Bias Variance Trade-Off

The Bias Variance Trade-Off is used to understand the model’s performance and evaluation. We we have a training error that goes down, nut test error starting to go up, the model we created begins to overfit.

Image to have a Linear Regression ML, but is not accurate to replicate the curve of the true relationship between height and weight. The inability for an ML to capture the true relationship is called bias. Now, another ML might fit a Squiggly Line to the training set, which is super-flexible to fit the training-set. But, when we calculate the Sum of the Squared Error in the Test-set, we probably find that the Linear Line is better than the Squiggly Line, and we call this overfitting. In ML Lingo, the difference in fitting between Training and Testing is called variance.
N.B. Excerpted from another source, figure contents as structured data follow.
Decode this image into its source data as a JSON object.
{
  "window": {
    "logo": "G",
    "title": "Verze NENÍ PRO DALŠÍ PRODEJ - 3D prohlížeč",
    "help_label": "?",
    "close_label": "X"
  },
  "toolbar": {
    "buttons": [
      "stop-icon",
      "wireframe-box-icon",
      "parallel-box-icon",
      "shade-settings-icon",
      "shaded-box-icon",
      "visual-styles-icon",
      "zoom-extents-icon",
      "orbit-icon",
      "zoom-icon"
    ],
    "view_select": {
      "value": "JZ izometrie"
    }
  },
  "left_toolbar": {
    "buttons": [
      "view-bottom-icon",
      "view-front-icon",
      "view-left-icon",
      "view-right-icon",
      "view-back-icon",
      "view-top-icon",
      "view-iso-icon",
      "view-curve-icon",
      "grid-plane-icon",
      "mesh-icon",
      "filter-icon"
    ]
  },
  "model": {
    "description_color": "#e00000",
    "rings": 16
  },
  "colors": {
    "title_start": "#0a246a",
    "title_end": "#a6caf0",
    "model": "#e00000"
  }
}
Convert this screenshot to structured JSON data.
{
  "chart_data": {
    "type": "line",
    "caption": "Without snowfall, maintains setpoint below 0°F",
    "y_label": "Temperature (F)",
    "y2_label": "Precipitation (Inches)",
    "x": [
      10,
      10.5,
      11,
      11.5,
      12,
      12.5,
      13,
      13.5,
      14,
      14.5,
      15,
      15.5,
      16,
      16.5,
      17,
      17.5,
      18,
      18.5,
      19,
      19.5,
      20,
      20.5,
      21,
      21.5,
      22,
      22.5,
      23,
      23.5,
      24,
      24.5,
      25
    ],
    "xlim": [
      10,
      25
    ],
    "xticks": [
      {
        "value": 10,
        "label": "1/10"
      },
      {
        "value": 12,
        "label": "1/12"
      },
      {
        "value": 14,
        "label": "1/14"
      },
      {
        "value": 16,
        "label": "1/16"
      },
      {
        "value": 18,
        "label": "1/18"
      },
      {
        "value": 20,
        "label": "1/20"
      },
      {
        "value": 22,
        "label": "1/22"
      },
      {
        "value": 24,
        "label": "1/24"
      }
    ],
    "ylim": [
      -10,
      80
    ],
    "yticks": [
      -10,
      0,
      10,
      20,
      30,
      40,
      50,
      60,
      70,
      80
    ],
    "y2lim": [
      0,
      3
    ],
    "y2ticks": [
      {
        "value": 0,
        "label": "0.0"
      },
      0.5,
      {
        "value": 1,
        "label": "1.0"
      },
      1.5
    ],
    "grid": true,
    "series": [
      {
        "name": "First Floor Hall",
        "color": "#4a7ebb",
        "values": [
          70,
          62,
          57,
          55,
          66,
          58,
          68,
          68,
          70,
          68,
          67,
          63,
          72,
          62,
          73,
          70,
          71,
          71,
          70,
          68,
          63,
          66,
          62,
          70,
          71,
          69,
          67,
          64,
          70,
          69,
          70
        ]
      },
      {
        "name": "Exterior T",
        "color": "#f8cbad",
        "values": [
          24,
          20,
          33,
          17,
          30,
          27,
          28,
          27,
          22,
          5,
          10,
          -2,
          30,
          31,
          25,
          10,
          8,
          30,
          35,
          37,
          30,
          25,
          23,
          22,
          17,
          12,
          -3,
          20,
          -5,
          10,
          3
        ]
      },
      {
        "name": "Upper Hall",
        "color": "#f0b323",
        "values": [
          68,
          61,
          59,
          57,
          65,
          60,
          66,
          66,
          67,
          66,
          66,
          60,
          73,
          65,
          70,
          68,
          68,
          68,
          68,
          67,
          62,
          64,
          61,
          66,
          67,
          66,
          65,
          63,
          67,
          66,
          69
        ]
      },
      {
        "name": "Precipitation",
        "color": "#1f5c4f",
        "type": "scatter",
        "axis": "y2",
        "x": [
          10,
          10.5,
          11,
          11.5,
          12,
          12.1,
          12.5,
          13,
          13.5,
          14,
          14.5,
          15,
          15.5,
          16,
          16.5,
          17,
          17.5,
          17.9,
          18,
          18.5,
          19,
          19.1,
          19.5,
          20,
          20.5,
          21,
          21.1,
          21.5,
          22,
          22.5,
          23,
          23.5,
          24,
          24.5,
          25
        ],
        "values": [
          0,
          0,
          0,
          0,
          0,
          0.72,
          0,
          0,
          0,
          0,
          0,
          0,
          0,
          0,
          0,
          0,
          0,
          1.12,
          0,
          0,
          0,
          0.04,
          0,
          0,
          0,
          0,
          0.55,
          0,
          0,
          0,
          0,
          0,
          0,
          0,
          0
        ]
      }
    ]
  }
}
The most left graph in the figure above describes a model flexibility as a linear, quadratic and spline fit. In order to compare our models each other we have to do is to plot out the flexibility versus the Mean Squared Error as explained in the middle graph above. The graph plot out the training data vs. the test data. We can see that we have high error for the linear model (in yellow). The error goes down for the quadratic model (in blue), The error stars to increase again for the spline model (in green), but crucially only in the test set, meanwhile for training set the error continues to decrease: this condition is called overfitting.

The figure above shows the prediction error as a function of model complexity. As we move to the left, we have high bias but low variance = underfit the data. As we move to the right where there is a higher complexity, we get a lower bias but high variance = overfit the data.